JAKARTA - Amerika Serikat (AS) melalui US Trade Representative (USTR).mengeluarkan Indonesia dan sejumlah negara lain seperti China, India Afrika Selatan hingga Brasil dari daftar negara berkembang.
Kini Indonesia hingga China menjadi negara maju. Tentunya akan ada dampaknya perubahan status ini. Misalnya saja dari sisi perdagangan.
Baca Juga: Indonesia Dikeluarkan dari Negara Berkembang, Ini Kata Mantan Wakil Mendag
Berikut Okezone merangkum fakta menarik AS mengeluarkan Indonesia dari daftar negara berkembang, Jakarta, Minggu (23/2/2020)
1. Sebagai Bentuk Revisi Metodologi
Perwakilan Dagang Amerika Serikat (USTR) mengatakan pengubahan klasifikasi negara ini dengan tujuan untuk merevisi metodologi dalam mengklasifikasi negara dengan ekonomi berkembang. Hal ini dikarenakan panduan sebelumnya yang dibuat pada 1998 silam 'sudah ketinggalan jaman'.
2. Klasifikasi Negara Berkembang Bantu Kurangi Kemiskinan
Organisasi Perdagangan Dunia (WTO) juga memiliki preferensi khusus pengkategorian negara berkembang dan negara maju. Pengklasifikasian negara berkembang bertujuan untuk membantu negara-negara miskin dalam mengurangi kemiskinan, menghasilkan lapangan kerja dan mengintegrasikan diri mereka ke dalam sistem perdagangan global.
Baca Juga: AS Coret Indonesia dari Daftar Negara Berkembang, Pengusaha Bicara Dampak ke Ekspor
Di bawah aturan WTO, pemerintah diwajibkan untuk menghentikan penyelidikan tugas countervailing jika jumlah subsidi asing de minimis, yang biasanya didefisinisikan kurang dari 1% ad valorem. Pada negara berkembang, WTO memberi standar berbeda, yakni mengharuskan penyelidik untuk menghentikan penyelidikan tugas jika jumlah subsidi kurang dari 2% ad valorem.

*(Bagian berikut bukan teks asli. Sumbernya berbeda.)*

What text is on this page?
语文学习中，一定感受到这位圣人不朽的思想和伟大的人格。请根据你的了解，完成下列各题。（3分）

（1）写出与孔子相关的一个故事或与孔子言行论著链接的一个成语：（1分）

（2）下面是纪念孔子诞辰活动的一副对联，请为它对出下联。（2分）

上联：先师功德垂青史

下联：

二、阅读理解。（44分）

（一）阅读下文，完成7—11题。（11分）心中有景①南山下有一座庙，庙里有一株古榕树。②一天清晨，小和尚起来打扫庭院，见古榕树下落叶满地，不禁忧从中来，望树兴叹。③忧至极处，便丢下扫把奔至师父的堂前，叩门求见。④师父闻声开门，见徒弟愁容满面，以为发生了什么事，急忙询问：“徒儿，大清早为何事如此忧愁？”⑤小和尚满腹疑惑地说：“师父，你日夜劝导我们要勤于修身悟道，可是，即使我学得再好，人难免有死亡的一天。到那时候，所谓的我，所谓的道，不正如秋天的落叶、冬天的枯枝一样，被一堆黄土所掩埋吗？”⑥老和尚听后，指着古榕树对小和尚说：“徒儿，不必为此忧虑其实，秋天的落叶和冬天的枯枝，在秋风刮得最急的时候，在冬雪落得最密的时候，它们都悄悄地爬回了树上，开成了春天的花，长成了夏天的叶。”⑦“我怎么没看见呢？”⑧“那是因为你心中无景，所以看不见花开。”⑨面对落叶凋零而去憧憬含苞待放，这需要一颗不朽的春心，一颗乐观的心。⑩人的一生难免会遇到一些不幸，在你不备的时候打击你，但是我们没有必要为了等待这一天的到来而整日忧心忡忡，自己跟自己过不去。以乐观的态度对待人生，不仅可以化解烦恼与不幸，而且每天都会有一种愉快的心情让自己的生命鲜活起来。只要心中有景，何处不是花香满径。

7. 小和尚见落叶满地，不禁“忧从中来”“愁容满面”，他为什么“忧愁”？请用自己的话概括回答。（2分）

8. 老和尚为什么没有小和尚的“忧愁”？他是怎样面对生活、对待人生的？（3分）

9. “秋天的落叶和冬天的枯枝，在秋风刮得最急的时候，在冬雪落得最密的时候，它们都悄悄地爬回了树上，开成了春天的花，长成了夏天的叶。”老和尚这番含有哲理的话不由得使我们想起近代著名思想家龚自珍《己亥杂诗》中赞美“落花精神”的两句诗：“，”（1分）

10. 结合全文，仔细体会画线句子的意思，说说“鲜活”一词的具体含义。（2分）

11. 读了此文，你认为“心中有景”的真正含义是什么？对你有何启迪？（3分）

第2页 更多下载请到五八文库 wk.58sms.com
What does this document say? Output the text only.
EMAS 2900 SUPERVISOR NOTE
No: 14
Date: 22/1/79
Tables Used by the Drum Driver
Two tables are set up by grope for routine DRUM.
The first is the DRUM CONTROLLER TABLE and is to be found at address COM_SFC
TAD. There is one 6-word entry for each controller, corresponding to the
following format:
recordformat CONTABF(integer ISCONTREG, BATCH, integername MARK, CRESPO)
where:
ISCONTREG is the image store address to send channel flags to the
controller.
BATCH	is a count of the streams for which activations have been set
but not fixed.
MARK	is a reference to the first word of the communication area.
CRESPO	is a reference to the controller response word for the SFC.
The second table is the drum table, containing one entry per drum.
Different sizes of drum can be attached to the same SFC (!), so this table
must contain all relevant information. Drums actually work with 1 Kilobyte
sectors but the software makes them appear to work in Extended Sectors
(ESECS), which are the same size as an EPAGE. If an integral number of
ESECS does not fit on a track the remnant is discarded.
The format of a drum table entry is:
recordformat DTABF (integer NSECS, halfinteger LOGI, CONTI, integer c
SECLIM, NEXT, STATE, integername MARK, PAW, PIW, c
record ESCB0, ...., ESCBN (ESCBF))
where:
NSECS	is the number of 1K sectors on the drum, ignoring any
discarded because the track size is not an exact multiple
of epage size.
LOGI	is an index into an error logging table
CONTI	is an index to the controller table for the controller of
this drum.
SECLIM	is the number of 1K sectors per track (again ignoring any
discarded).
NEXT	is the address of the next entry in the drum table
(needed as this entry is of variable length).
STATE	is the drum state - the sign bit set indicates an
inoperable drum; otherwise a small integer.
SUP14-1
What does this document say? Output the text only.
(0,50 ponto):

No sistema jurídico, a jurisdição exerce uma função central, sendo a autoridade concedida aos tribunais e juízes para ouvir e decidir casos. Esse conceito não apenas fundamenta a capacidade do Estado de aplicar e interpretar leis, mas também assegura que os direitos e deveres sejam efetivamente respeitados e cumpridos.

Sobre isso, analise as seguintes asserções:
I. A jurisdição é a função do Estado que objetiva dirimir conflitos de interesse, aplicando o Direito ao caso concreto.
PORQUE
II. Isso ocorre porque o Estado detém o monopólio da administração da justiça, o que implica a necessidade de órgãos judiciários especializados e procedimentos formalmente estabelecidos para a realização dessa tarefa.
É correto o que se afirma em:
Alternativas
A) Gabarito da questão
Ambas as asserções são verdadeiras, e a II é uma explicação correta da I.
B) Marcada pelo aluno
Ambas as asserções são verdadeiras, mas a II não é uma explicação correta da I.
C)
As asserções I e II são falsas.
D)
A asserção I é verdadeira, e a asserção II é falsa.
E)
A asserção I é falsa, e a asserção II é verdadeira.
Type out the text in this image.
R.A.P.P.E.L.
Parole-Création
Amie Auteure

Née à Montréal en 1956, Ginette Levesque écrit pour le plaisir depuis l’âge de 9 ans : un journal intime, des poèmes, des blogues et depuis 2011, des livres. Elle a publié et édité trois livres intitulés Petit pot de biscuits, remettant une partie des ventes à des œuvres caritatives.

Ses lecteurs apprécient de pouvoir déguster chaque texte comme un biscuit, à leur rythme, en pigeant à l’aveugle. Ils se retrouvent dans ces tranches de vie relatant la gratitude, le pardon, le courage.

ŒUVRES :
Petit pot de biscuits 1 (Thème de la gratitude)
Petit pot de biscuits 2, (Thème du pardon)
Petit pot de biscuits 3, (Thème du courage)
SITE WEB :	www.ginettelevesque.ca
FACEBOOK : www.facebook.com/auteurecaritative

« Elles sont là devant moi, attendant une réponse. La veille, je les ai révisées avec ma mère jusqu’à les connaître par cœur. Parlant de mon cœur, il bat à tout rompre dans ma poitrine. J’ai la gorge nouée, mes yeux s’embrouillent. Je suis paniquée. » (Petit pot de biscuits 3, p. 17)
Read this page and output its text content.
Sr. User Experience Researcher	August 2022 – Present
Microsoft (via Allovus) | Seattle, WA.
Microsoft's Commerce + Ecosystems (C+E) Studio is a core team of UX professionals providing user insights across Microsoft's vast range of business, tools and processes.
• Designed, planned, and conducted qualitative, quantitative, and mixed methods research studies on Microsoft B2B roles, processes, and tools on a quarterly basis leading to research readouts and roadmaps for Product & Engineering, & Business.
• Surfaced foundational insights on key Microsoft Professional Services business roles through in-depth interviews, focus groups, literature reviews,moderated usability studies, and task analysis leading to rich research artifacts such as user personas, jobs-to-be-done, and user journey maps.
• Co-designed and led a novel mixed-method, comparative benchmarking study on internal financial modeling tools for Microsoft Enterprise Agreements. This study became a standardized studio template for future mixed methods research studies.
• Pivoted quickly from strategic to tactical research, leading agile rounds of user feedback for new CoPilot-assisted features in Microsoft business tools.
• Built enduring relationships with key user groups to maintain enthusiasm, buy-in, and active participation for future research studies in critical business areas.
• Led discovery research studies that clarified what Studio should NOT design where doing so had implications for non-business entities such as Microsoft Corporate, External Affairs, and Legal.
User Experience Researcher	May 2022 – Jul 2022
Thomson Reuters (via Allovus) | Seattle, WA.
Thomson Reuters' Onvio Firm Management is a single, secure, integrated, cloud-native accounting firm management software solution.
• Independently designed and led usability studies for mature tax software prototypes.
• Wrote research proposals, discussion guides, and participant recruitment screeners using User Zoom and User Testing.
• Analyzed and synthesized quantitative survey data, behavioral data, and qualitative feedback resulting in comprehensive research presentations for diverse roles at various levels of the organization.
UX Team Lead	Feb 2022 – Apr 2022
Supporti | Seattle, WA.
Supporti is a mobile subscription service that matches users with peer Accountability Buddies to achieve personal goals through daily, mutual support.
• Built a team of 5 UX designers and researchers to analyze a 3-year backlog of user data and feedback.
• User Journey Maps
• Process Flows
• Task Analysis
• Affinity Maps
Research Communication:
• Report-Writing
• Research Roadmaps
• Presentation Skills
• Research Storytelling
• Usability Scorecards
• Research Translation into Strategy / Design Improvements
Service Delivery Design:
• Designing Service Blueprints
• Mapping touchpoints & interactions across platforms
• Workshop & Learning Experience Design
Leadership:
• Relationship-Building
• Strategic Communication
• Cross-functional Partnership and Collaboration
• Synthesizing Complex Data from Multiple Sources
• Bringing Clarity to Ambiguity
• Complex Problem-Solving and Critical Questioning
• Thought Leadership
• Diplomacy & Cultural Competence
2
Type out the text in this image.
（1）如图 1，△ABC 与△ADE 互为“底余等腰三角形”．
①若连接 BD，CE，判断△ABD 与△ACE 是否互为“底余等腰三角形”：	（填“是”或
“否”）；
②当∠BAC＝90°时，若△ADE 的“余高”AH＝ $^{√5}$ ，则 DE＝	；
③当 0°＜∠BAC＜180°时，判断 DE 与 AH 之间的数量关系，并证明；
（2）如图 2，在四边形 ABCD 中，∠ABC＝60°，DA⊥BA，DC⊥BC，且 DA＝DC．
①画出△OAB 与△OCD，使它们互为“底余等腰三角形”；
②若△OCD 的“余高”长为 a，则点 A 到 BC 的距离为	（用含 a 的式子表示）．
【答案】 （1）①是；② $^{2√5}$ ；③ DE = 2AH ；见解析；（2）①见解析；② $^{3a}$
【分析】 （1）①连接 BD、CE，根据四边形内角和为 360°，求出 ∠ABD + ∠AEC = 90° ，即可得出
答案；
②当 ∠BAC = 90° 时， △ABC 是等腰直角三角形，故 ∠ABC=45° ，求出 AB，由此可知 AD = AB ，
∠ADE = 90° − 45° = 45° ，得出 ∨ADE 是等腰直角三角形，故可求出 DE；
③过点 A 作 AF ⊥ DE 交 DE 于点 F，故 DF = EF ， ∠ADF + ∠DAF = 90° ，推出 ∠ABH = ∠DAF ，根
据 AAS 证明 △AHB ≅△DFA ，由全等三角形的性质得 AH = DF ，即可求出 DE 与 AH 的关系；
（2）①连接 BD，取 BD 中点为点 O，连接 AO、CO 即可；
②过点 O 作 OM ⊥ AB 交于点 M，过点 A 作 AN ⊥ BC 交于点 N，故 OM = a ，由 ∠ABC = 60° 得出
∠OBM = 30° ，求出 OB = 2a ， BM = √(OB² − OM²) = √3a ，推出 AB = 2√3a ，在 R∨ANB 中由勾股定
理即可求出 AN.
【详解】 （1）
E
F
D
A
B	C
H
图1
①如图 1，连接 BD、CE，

3. Pengusaha Angkat Bicara
Wakil Ketua Umum Kamar Dagang dan Industri (Kadin) Indonesia Bidang Hubungan Internasional Shinta Kamdani menilai kebijakan ini berpotensi berdampak pada manfaat Generalized System of Preferences (GSP) Amerika Serikat untuk produk ekspor Indonesia.
"Manfaat Generalized System of Preferences (GSP) Amerika untuk produk ekspor Indonesia karena berdasarkan aturan internal terkait GSP, fasilitas GSP hanya diberikan kepada negara-negara yang mereka anggap sebagai Least Developed Countries (LDCs) dan negara berkembang," ujar Shinta saat dihubungi Okezone.
4. Tak Lagi Dapat GSP
Dengan dicabutnya status Indonesia sebagai negara berkembang, menurut Shinta Indonesia tidak lagi terkualifikasi sebagai penerima GSP. Dengan demikian, Indonesia akan rentan terkena tuduhan subsidi perdagangan berdasarkan subsidy and countervailing measures.
"Semua produk ekspor Indonesia akan rentan kena tuduhan subsidi perdagangan," ungkap Shinta.
GSP merupakan kebijakan untuk memberikan keringanan bea masuk terhadap impor barang-barang tertentu dari negara-negara berkembang.
5. AS Tak Konsisten Terhadap Status Indonesia
Namun menurut Shinta, keputusan AS ini menunjukkan negara tersebut tak konsisten dan menimbulkan double standard pada kebijakannya sendiri. Hal ini karena status Indonesia sebagai negara maju hanya berlaku di satu Undang Undang sedangkan pada Undang Undang lainnya yang sama-sama mengatur perdagangan tidak diterterakan.
"AS jadi tidak konsisten dan double standard dengan kebijakannya sendiri kalau status Indonesia sebagai negara maju cuma berlaku di satu UU tapi tidak di UU yang lain yang sama-sama mengatur perdagangan," ujar Shinta Kamdani.
6. Ekspor Pakaian dan Tekstil Terancam
Ekonom Indef Bhima Yudhistira menambahkan GSP ini diberikan pada negara berkembang dan miskin, kalau Indonesia tidak masuk GSP lagi, akan kehilangan daya saing pada ribuan jenis produk. Ekspor pasar AS teracam menurun khususnya sektor tekstil dan pakaian jadi yang memperlbear defisit neraca dagang.
"GSP ini diberikan pada negara berkembang dan miskin jika Indonesia tidak masuk GSP. Ekspor pasar AS terancam menurun pada tekstil dan pakaian jadi," papar Bhima.